Kommentar von Georg Baltissen

Nach den Ausschreitungen in Kairo muss die Mehrheit die Minderheit als gleichberechtigte Bürger akzeptieren. Das ist eine kulturhistorische Aufgabe.

E s ist eine tiefe Schande für die arabisch-muslimische Welt, wie die Christen in der Region behandelt werden. Auf dem Papier sind diese meist gleichberechtigte Staatsbürger, in Wirklichkeit aber gelten sie als "suspekte Elemente". 50 Jahre nach dem Ende des Kolonialismus werden Christen wieder misstrauisch beäugt als späte Zöglinge der Kreuzritter, als willfährige Handlanger westlicher Imperialisten, denen man jede Untat zutraut.

Für Islamisten, Salafisten oder Wahhabiten sind sie Agenten des Westens, deren vornehmstes Ansinnen es ist, den Ruhm des Islams zu beflecken und die Herrschaft des Korans zu brechen. Es reicht das Gerücht, dass eine Konvertitin gegen ihren Willen in einer Kirche festgehalten werde, um ein Gotteshaus in Brand zu setzen und Menschen zu töten.

Diesem Irrsinn aus religiöser Verblendung, abgrundtiefem Aberglauben und kalkuliertem islamistischem Terror fallen seit Jahrzehnten immer wieder Kopten in Ägypten zum Opfer. Das ist nicht allein die isolierte Gewalt einiger Verblendeter, es ist vielmehr das Versäumnis einer ganzen Gemeinschaft, einer ganzen Region und Religion, dass solche Taten geschehen können.

Bild: taz

GEORG BALTISSEN ist Auslandsredakteur der taz.

Die Christen in der arabischen Welt werden seit Jahrzehnten gezwungen, ihre Heimat zu verlassen. Im Irak sind sie nur noch eine minimale Minderheit, in Saudi-Arabien und den Golfstaaten sind sie kaum geduldet, in Palästina und Israel zwingt sie israelischer Besatzungsterror und muslimischer Konformitätsdruck zur Flucht. Nie war der Exodus der arabischen Christen so dramatisch wie heute.
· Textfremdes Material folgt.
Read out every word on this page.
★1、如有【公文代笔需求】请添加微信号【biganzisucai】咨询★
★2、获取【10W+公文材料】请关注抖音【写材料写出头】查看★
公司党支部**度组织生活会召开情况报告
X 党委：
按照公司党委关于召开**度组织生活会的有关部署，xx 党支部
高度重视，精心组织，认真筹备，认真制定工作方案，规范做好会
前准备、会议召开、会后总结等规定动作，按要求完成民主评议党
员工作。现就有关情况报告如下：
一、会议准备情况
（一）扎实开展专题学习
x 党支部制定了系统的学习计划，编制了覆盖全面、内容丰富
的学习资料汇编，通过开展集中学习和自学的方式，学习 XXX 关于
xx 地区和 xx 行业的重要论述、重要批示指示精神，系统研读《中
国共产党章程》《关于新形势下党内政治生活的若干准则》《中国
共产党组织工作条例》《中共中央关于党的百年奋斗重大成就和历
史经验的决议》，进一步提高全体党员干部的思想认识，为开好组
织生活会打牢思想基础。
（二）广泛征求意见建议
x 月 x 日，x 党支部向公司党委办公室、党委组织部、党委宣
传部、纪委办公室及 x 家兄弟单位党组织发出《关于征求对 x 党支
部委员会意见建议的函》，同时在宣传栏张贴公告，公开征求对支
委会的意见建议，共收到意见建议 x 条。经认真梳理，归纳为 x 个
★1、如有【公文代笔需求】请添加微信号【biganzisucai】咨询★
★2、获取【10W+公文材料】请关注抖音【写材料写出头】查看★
Die christlich-muslimischen Beziehungen waren im Laufe der Geschichte mal konfrontativ, mal kooperativ, Verfolgung und Wertschätzung lösten einander ab. Heute geht es darum, dass die muslimische Mehrheit die arabischen Christen als gleichberechtigte Bürger akzeptiert und aufhört, sie zum Sündenbock zu stempeln. Das ist eine kulturhistorische Aufgabe für die arabische Revolution.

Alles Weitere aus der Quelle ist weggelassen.